A: Every point $x$ on the circle falls inside the outer square, which means that $\|x\|_\infty \leq 1 \implies \|x\|_\infty \leq \|x\|_2$. 
Also, every point $x$ on the circle falls outside the inner square, which means that $\|x\|_\infty \geq 1/\sqrt{n} \implies \sqrt{n} \|x \|_\infty \geq \| x \|_2$. 
If these inequalities are true for vectors $x$ that satisfy $\|x\|_2 = 1$, then it follows that the inequalities are true for all vectors.
A: The illustration shows that in $\mathbb{R}^2$ the Euclidean unit ball, i.e., the set $\{x\in\mathbb{R}^2:\|x\|_2\leq 1\}$ is contained in the unit square, i.e. the set $\{x\in\mathbb{R}^2:\|x\|_{\infty}\leq 1\}$. So if $\|x\|_2\leq 1 $ then $\|x\|_{\infty}\leq 1$, which implies of course that $\|x\|_{\infty}\leq \|x\|_2$ for every $x$, because given any $x\in\mathbb{R}^2$, $x\neq 0$, the point $x/\|x\|_2$ belongs to the Euclidean unit ball, hence also to the unit square, hence $\|x/\|x\|_2\|_{\infty}\leq 1$, hence $\|x\|_{\infty}\leq \|x\|_2$.
It also shows that if you dilate the unit square by a factor of $\sqrt{2}$, then the inclusion is reversed, that is, the set $\{x:\|x\|\leq\frac{1}{\sqrt{2}}\}$ is contained in the Euclidean unit ball, which of course implies that $\|x\|_2\leq\sqrt{2}\|x\|_{\infty}$ for every $x$, the proof being very similar to the one above.

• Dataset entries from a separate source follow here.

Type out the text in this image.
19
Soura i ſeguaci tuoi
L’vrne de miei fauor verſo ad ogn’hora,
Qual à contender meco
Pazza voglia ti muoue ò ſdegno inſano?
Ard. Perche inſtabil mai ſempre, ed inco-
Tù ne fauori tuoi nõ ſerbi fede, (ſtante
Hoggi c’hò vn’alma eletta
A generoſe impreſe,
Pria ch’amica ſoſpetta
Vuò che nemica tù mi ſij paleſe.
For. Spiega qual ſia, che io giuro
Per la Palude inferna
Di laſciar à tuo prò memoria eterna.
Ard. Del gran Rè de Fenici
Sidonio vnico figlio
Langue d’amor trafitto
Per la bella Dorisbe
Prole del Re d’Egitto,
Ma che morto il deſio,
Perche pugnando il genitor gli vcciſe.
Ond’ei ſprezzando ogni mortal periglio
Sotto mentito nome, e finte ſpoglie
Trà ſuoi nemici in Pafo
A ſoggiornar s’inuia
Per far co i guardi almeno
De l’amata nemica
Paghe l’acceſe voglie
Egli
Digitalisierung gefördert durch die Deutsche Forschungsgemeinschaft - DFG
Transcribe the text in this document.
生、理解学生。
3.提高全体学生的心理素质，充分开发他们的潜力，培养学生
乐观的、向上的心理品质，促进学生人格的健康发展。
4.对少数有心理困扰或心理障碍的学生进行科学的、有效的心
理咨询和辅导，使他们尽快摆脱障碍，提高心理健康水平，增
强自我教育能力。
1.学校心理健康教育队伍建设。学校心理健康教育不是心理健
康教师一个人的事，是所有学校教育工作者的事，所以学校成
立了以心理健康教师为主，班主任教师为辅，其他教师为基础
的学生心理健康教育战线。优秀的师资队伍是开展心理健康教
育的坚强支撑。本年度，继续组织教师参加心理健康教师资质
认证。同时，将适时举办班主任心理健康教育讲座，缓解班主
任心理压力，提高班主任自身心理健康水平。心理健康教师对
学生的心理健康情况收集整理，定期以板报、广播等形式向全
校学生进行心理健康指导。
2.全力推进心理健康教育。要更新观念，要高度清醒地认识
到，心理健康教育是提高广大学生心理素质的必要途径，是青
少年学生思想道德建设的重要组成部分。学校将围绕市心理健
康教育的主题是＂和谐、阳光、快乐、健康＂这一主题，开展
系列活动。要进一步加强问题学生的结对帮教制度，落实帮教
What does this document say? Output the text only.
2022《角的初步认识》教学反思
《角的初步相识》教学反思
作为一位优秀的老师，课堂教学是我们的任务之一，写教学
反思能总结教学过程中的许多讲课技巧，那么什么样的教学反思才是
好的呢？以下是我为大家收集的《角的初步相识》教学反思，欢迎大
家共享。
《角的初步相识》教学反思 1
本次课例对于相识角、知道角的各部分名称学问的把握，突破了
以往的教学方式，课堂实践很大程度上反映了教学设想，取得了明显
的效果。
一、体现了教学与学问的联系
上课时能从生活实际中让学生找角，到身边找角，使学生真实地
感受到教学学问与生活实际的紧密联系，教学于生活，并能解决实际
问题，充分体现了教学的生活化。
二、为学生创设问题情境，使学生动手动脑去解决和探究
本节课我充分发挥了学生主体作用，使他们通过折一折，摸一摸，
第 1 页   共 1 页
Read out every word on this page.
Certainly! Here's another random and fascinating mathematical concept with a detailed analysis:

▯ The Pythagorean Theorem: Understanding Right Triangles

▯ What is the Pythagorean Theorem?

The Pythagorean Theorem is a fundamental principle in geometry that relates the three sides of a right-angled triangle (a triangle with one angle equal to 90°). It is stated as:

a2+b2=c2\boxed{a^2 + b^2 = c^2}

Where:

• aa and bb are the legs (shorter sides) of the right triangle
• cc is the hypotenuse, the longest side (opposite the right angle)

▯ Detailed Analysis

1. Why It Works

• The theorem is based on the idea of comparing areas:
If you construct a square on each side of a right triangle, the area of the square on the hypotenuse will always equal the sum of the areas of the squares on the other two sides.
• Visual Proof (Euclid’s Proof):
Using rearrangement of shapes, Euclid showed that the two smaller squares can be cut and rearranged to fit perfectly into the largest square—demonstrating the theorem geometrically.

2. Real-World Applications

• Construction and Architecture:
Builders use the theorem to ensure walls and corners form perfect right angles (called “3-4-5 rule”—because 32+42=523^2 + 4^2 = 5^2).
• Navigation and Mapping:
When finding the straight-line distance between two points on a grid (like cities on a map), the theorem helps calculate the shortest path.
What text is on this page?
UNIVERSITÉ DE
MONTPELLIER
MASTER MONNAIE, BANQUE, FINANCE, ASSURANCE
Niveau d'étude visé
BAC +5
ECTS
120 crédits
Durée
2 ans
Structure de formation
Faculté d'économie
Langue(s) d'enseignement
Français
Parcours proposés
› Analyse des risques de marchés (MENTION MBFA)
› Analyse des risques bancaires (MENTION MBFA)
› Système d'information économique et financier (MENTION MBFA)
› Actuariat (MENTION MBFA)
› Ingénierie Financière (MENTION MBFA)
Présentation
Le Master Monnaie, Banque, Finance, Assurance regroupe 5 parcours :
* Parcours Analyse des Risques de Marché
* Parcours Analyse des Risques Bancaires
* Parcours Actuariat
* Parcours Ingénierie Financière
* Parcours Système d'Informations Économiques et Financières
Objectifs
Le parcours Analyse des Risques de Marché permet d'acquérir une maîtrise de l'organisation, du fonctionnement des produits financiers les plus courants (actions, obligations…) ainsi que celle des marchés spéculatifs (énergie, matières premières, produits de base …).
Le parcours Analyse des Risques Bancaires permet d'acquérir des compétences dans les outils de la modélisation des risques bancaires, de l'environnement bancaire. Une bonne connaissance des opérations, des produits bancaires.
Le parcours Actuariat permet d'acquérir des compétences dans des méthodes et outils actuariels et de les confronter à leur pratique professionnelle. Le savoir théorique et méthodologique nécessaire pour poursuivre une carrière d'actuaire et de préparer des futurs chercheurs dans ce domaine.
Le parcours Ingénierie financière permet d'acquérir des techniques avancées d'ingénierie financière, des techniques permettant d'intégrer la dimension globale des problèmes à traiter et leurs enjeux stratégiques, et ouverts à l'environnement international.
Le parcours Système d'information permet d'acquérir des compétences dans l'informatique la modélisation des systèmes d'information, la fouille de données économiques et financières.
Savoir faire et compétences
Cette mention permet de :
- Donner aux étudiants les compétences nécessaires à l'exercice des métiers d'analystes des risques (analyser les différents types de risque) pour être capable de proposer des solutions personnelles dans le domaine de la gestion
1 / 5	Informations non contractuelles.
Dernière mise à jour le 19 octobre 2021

The next step is to generalize this to higher dimensions. And so it happens, that for every $x\in\mathbb{R}^n$, the inequalities you wrote
$$\|x\|_{\infty}\leq \|x\|_2\leq\sqrt{n}\|x\|_{\infty}$$
are valid. This is because the Euclidean ball in $\mathbb{R}^n$, i.e., the set $\{x\in\mathbb{R}^n:\|x\|_2\leq 1\}$ is contained in the unit cube, i.e, the set
$\{x\in\mathbb{R}^n:\|x\|_{\infty}\leq 1\}$. (prove it!) and if you dilate the unit cube by a factor of $\sqrt{n}$, you get the reverse inclusion. To see this, note simply that
$$x_1^2+\cdots + x_n^2\leq n\max_i x_i^2$$
hence $\|x\|_2\leq\sqrt{n}\|x\|_{\infty}$.